Good news for employers that use arbitration agreements: California will send such cases to arbitration even if they start as collective actions—if the arbitration agreement is clear, separate from other handbook provisions and not unconscionable.
Recent case: Alex, who worked for Fred Loya Insurance Co. as an appraiser for six months, is one of five employee plaintiffs who filed a class-action lawsuit against the company. The allegations include
(1) unpaid wages,
(2) failure to pay the minimum wage and overtime wages, provide meal and rest periods and furnish accurate wage and hour statements,
(3) Labor Code violations,
(5) unfair competition.
The company asked the court to split the five complaints and send them to arbitration.
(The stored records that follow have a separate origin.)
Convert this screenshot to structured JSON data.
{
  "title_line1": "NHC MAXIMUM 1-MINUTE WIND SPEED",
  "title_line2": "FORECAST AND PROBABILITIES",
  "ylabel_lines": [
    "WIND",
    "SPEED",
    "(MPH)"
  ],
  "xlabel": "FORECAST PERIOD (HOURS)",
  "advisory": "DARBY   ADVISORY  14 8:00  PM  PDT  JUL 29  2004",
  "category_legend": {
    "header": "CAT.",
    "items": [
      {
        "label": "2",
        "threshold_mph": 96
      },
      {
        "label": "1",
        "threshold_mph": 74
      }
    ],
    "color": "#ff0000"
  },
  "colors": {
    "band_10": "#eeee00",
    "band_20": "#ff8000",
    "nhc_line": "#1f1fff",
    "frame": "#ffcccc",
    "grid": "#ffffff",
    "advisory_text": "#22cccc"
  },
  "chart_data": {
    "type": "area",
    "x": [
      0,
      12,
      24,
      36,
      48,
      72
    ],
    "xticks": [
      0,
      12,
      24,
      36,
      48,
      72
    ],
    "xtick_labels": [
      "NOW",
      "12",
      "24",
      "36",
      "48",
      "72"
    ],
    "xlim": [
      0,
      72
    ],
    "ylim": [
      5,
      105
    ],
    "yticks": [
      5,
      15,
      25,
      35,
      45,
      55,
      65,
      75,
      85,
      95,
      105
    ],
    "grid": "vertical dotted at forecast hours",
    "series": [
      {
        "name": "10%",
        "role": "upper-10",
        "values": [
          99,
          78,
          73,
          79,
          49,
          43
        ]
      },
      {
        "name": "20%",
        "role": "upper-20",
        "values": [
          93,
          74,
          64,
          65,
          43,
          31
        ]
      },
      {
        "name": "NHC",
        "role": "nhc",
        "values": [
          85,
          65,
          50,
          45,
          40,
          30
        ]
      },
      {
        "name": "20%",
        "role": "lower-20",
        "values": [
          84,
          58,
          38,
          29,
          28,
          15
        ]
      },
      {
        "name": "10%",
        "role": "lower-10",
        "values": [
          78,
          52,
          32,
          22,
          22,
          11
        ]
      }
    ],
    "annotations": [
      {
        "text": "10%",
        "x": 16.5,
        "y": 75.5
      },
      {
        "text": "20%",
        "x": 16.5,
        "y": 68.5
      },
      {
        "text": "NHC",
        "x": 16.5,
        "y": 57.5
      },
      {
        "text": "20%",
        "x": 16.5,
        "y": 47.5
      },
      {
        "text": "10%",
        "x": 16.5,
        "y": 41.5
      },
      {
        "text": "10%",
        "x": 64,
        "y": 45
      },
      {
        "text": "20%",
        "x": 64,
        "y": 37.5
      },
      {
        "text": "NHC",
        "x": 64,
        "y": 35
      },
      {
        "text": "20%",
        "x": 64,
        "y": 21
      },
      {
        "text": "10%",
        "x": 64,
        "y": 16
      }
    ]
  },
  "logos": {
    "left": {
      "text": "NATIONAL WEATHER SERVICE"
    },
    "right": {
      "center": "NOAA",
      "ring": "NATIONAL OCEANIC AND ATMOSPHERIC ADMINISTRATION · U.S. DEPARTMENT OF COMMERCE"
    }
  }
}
It argued that Alex and the others had signed arbitration agreements when they were hired and that those agreements were legal and valid.
An HR representative testified that all new hires were presented with a stand-alone document, separate from other hiring paperwork. It was a six-page document labeled “Mutual agreement to arbitrate claims.” Both the company and the new hire signed the document.
A supervisor testified that he personally went over the document with Alex and allowed him to ask questions before signing. Substantively, the agreement provided for a neutral arbitrator, split legal fees, a low filing fee and other provisions that allowed discovery.
The court said the agreement was a valid, enforceable contract and ordered arbitration. (Bergiadis v. Fred Loya Insurance Agency, No. B294276, Court of Appeal of California, 2nd Appellate District, 2014)
Final note: It is possible to draft an enforceable arbitration agreement that appears fair and equitable to California judges. Get an attorney’s help.
In this case, the agreement was separate from, included fair terms and followed all the latest rules.